As you can see, the answer for this CNAME DNS resolution for Netflix's ELB are 3 different IP addresses. Is up to the application (usually your Internet Web Browser) to decide which to use. Different clients will chose different IPs (they are not always sorted the same way) and this will balance the traffic among different AZs.
The bottom line is that your ELB in real life are multiple instances in multiple AZs and the CNAME mechanism is the method used to balance them.

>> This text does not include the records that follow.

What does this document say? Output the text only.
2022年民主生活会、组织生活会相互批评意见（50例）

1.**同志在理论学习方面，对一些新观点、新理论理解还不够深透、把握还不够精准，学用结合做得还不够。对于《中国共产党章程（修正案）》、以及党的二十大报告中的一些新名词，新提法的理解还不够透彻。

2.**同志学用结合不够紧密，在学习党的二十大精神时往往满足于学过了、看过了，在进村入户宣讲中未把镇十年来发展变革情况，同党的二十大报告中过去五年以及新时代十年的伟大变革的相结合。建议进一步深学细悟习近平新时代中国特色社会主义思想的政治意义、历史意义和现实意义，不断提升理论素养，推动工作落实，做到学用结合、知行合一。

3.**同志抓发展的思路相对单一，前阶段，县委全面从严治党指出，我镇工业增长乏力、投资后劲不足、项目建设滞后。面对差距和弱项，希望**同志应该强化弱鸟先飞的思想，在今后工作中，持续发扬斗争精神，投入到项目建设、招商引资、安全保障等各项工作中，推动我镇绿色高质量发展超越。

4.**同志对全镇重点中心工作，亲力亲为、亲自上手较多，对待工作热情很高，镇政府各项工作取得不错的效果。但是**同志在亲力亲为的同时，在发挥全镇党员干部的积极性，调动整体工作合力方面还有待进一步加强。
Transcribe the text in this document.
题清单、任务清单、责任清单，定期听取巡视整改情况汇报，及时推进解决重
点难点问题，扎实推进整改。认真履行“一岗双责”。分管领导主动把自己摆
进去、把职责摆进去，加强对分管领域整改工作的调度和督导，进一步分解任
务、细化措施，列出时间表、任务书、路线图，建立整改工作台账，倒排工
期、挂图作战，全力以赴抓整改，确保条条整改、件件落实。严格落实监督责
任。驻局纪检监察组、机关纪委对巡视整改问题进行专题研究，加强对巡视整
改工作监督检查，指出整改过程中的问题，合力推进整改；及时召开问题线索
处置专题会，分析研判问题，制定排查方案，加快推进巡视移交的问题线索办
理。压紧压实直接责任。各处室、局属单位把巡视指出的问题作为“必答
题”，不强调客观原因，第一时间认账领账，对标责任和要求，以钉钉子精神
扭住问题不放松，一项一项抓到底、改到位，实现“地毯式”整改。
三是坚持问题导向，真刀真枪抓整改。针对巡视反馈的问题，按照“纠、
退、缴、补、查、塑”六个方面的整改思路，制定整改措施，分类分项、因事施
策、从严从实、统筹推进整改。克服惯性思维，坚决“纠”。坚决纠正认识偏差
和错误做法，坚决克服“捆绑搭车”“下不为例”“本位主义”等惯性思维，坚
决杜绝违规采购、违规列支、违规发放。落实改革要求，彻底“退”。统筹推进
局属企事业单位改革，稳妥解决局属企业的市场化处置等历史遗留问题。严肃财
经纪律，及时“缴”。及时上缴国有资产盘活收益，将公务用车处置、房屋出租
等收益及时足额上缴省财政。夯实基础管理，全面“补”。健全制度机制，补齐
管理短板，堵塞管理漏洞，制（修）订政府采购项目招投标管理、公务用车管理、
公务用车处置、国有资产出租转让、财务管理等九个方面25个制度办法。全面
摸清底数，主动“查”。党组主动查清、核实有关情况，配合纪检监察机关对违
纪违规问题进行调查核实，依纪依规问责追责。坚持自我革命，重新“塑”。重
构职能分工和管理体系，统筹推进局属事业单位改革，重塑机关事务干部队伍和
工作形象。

But Varnish behaves different
And when you specify a CNAME as a Varnish backend server (the destination server where Varnish requests will be send to) it will translate that into only one IP. Despite the amount of IP addresses associated with that CNAME. It will only chose one and use that one for all its activity. Therefore Varnish and AWS ELB are not compatible. (Would you like to suggest a change?)

The Solution
Put a NGINX web server between Varnish and the ELB, acting as a load balancer. I know, not elegant. but works and once is in place no maintenance is needed and the process overhead for the Varnish server is minimum.

Setup
- Varnish server listening on TCP port 80 and configured to send all its requests to 127.0.0.1:8080
- NGINX server listening on TCP port 127.0.0.1:8080 and sending all its requests to our EC2 ELB.

Basic configuration (using AWS EC2 AMI Linux)

yum update
reboot

yum install varnish
yum install nginx

chkconfig varnish on
chkconfig nginx on

Varnish

vim /etc/sysconfig/varnish

Locate the line:
VARNISH_LISTEN_PORT=6081
and change if for
VARNISH_LISTEN_PORT=80

vim /etc/varnish/default.vcl

Locate the backend default configuration and change port from 80 to 8080
backend default {
  .host = "127.0.0.1";
  .port = "8080";
}


NGINX

vim /etc/nginx/nginx.conf

Get rid of the default configuration file and use this example:
worker_processes  1;

events {
    worker_connections  1024;
}

http {
    include       mime.types;
    default_type  application/octet-stream;

    keepalive_timeout  65;

    server_tokens off;

server {
    listen       localhost:8080;

    location / {
     ### Insert below your ELB DNS Name leaving the semicolon at the end of the line
     proxy_pass  http://<<<<Insert-here-your-ELB-DNS-Name>>>>;
     proxy_set_header Host $http_host;

   }
}

}


Restart
service varnish restart
service nginx restart

And voila! Comments and improvement are welcome.


Thanks to
Jordi and Àlex for your help!


Update 19-Feb-2014 ! Elastic Load Balancing Announces Cross-Zone Load Balancing
Maybe this new option makes unnecessary my workaround. Anyone can confirm?